More than a third of DB pension schemes are not taking action to address potential funding level issues as a result of the Covid-19 crisis.
A survey of scheme managers and trustees found those that were taking action were expecting to extend the time it takes to reach full funding, rather than seek additional contributions from sponsors
This survey was carried out by Willis Towers Watson across 90 DB schemes. The funding levels for many DB schemes will have fallen, due to adverse market conditions following the coronavirus pandemic.
Willis Towers Watson found 36 per cent of schemes were were not making any changes to their journey plan in reaction to falls in funding levels. Meanwhile 31 per cent were considering extending their time horizons, with only 15 per cent saying additional cash was the answer.
As a result, the majority of pension schemes will be relying heavily on achieving consistent investment returns over the long term, emphasising the urgency for trustees to ensure they have a robust portfolio construction process in place.
Respondents also highlighted a number of governance challenges that they are currently facing. A total of 37 per cent said they are struggling with making decisions in this uncertain environment, while over 22 per cent said that strategic initiatives had been diverted or delayed, whilst 11 per cent are struggling with enough time and resources to divert to pension issues.
Only 8 per cent said IT infrastructure and/or remote working challenges were reducing committee effectiveness, suggesting that many schemes have managed to adapt relatively seamlessly to a new way of working.
Willis Towers Watson has published four key priorities that trustees and pension scheme managers should consider if their scheme is behind its journey plan or if they face the additional challenge of a weak sponsor, in this highly uncertain market environment.
These are:
- Make growth assets as robust as possible by diversifying away from equities.
- Hedge any unrewarded risks as far as possible. Consider increasing liability hedging, even at current yields.
- Revisit your risk and return needs, but don’t allow any lengthy strategy review to delay the urgent need to review your portfolio.
- Review roles and responsibilities. Increase your expertise by delegating areas that are sub-optimal and ensure you can access a full opportunity set of investments.
Pieter Steyn, head of Willis Towers Watson’s UK Fiduciary Management business, says: “Good governance sets organisations apart and in crisis situations such as we are facing in the midst of this pandemic, those schemes with good governance structures were better prepared going into this environment and will be better equipped to respond to stressed circumstances.
“Schemes may need to revisit their long term strategy in the months ahead but any review should not get in the way of the need to diversify.
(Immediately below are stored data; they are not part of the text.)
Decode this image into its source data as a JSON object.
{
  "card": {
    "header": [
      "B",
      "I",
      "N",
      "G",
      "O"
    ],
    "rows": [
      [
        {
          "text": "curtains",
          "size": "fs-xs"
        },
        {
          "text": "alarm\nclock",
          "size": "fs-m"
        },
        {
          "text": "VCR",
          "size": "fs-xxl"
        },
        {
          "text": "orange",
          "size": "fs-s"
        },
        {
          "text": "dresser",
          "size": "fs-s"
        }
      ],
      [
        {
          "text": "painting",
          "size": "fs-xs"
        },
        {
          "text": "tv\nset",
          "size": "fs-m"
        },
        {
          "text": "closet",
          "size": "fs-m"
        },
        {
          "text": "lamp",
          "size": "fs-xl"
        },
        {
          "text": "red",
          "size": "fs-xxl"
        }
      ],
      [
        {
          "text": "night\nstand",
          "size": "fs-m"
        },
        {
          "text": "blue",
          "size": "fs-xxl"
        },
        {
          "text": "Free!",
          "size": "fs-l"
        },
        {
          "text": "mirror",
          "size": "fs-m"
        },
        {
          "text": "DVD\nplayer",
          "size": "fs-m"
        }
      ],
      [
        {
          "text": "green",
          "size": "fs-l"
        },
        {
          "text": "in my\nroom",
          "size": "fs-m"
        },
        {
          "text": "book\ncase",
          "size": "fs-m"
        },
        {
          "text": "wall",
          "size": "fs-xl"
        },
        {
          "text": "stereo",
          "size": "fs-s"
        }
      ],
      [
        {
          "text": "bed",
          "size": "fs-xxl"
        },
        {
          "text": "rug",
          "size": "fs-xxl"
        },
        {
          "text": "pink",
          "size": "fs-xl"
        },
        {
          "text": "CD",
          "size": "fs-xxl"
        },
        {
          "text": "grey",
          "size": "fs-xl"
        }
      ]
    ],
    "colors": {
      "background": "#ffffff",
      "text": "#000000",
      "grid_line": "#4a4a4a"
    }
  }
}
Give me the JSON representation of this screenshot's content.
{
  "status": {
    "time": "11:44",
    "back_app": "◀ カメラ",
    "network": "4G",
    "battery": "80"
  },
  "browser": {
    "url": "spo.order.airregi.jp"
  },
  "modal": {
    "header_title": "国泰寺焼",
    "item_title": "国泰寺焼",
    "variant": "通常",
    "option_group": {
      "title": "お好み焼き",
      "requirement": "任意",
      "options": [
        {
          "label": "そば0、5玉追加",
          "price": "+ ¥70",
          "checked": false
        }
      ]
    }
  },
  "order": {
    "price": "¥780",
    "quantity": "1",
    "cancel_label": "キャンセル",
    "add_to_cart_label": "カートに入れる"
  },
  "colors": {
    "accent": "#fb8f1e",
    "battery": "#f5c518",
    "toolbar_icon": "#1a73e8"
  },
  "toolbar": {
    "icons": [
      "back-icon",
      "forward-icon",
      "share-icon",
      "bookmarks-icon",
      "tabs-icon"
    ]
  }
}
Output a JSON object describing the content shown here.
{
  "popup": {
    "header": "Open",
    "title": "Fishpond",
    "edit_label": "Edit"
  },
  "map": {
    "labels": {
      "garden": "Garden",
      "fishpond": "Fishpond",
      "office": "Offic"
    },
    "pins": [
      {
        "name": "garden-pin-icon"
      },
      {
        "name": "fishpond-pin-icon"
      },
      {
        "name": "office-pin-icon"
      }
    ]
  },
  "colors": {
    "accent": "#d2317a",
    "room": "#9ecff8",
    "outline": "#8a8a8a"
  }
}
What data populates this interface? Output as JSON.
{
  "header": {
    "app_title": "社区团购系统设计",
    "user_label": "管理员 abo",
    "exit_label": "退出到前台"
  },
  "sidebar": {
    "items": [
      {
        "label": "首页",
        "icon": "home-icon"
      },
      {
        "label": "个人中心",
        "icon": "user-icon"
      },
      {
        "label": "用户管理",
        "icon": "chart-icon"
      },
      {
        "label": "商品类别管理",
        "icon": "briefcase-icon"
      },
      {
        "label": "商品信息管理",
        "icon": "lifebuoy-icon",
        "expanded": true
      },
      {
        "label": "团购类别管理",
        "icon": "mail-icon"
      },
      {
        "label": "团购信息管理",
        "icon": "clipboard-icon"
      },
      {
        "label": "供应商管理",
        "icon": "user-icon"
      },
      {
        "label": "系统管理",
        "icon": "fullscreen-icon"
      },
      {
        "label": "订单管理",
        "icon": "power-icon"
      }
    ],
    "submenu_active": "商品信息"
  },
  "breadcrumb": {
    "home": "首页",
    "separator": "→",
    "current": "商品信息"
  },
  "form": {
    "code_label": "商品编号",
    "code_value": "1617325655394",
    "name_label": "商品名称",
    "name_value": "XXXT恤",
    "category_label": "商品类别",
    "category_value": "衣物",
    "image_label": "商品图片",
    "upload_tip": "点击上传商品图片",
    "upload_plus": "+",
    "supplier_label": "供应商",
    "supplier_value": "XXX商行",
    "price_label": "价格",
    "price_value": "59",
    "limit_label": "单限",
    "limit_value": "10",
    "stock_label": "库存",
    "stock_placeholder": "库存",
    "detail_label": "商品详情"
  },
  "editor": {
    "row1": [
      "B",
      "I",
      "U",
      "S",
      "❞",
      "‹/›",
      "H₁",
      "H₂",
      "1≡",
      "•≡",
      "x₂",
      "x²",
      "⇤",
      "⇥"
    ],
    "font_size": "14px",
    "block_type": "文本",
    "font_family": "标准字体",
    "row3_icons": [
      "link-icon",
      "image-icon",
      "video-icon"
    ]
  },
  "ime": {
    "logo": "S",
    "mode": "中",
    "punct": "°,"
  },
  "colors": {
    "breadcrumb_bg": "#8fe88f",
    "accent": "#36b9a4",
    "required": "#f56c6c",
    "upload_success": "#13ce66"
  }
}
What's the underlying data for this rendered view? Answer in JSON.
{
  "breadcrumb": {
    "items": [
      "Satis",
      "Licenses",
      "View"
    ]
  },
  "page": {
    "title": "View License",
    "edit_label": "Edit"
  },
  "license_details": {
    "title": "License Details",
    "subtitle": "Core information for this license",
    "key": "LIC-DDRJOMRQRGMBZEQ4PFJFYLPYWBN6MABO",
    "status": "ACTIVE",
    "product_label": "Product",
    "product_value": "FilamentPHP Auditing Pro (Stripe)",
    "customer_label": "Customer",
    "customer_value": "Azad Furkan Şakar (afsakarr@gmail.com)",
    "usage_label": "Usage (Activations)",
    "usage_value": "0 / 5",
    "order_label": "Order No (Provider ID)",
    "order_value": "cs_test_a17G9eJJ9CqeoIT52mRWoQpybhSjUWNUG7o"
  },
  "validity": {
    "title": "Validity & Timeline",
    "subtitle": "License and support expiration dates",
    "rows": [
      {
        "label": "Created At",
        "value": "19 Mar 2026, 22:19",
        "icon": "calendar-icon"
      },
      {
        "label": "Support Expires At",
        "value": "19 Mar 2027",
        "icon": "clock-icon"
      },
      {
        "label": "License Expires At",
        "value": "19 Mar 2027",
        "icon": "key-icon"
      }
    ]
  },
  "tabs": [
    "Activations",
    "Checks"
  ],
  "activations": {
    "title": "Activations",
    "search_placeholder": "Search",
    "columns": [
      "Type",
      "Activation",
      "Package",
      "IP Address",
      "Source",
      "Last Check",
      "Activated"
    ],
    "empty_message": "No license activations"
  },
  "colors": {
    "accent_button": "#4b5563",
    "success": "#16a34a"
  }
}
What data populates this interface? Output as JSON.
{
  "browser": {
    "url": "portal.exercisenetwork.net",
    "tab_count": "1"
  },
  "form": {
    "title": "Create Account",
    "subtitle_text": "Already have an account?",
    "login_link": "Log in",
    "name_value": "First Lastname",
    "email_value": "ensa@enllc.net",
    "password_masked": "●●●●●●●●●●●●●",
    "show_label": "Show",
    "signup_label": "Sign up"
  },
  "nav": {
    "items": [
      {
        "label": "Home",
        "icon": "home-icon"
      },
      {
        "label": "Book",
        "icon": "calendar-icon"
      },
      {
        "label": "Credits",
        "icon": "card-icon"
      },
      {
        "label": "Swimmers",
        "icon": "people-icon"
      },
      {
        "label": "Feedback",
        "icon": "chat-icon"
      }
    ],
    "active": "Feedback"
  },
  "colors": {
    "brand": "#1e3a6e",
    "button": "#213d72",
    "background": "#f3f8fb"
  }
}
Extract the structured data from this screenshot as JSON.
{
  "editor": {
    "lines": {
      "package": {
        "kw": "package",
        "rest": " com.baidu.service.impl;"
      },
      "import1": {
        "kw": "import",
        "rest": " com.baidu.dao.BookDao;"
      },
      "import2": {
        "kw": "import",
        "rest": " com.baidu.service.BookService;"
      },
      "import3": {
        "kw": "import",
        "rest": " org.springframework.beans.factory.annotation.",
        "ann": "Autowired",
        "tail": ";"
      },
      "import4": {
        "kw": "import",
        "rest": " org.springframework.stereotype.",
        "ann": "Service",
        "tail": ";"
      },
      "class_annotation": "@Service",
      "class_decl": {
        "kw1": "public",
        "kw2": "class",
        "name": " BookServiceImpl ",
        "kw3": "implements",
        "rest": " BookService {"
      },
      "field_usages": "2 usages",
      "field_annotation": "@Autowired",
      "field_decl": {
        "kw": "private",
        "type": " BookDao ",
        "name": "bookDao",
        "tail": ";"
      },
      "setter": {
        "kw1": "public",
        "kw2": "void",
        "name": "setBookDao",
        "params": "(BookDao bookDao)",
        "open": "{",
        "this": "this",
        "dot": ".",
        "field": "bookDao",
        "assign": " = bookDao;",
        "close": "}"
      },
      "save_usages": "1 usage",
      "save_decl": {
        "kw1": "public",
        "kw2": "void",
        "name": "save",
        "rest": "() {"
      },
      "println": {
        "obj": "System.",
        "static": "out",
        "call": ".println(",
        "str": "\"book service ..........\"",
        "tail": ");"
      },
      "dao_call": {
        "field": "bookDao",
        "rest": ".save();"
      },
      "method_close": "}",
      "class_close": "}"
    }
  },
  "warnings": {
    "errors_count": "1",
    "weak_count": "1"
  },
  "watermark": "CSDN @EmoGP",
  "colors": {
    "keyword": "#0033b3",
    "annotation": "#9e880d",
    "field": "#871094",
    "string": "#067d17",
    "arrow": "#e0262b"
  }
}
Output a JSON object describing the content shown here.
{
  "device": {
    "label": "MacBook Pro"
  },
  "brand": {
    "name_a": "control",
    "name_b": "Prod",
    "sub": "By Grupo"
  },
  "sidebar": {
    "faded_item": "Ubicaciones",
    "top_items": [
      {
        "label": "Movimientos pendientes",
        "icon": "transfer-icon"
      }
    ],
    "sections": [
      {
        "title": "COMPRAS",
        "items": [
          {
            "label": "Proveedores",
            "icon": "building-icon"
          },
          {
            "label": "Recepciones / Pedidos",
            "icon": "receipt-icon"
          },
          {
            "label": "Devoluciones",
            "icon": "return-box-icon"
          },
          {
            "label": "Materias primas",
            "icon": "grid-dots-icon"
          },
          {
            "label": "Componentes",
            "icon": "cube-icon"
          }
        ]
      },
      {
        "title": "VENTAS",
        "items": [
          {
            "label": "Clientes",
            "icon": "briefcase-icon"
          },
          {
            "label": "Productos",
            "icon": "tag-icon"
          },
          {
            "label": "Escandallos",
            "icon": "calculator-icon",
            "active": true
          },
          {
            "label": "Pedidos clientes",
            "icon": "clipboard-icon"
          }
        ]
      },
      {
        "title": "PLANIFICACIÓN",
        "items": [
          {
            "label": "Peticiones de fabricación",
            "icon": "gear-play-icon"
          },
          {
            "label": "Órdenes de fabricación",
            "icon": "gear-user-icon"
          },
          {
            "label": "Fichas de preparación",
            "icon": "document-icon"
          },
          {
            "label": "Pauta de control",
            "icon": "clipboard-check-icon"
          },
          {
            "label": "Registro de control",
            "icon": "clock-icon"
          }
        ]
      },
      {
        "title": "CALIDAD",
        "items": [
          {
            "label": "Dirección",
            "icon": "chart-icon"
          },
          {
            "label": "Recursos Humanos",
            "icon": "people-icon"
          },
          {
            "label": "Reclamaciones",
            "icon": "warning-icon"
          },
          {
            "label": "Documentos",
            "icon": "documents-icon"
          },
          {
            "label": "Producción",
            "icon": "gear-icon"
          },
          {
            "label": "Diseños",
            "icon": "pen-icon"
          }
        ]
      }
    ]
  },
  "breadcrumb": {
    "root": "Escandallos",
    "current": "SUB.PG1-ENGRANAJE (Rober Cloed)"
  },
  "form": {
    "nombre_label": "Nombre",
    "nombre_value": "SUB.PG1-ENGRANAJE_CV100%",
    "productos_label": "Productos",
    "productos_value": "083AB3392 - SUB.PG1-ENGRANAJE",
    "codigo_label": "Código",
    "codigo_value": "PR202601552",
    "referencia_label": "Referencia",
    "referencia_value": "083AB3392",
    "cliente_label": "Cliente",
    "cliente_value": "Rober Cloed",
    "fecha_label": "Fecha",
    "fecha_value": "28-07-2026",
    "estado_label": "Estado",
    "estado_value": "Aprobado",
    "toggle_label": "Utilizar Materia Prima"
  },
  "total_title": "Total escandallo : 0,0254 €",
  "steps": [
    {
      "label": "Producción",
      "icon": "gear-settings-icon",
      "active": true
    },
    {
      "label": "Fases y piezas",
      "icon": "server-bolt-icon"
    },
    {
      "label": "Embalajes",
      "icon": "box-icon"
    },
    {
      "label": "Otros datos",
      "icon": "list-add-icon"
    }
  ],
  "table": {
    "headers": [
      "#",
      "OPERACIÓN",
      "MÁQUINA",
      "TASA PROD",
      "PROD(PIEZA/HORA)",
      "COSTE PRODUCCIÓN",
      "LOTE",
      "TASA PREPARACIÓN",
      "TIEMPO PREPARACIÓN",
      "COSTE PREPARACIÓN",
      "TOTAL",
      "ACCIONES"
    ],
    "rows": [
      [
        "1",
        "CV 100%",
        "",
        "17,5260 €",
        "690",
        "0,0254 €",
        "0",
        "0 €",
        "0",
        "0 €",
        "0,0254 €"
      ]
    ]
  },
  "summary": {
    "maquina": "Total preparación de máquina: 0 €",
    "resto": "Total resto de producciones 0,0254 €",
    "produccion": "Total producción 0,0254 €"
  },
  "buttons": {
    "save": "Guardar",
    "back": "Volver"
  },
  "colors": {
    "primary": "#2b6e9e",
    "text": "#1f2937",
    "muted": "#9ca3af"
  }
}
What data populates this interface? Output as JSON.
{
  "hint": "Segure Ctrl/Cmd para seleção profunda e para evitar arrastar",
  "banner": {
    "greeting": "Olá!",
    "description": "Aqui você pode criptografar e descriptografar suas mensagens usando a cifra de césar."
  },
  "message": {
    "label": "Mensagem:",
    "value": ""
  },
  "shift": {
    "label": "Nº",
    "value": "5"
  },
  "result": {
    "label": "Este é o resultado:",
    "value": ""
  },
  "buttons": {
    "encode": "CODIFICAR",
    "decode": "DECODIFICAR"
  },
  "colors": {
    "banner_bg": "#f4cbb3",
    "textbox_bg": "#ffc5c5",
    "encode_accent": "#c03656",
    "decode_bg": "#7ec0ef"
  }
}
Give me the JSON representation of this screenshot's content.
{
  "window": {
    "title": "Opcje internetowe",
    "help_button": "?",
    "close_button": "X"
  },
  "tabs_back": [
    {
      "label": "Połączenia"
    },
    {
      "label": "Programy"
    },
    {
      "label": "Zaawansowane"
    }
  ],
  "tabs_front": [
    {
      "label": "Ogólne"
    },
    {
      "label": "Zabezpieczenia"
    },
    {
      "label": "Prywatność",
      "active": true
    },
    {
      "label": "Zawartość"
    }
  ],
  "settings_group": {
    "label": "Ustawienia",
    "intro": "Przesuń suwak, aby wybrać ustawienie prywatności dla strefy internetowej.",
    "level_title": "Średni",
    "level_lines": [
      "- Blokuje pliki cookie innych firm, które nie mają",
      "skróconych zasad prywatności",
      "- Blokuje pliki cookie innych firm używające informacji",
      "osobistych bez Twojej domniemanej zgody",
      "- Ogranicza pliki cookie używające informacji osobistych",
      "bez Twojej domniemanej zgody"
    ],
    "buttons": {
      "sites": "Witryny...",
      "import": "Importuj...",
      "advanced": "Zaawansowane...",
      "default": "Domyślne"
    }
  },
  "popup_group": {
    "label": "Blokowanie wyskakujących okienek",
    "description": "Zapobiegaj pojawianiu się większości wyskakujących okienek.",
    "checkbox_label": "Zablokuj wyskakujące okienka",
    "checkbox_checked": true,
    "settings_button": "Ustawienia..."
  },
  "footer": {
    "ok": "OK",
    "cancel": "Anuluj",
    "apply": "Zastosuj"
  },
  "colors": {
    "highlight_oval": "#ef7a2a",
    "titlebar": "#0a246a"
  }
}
“The impact of this crisis on markets and economies may still have a long way to go and nobody can forecast a path out of it with a great deal of confidence. However, for schemes relying on investment returns rather than cash we would prefer much more diversified growth asset exposure at present; for example, diversifying away from equity assets into liquid alternatives to reduce risk.
“Crisis situations can also provide an opportunity to reflect by asking whether the portfolio is fit for purpose, whether the scheme was less protected than expected and whether the existing governance model worked optimally to enable trustees to adapt investments where necessary for these rapidly changing circumstances.”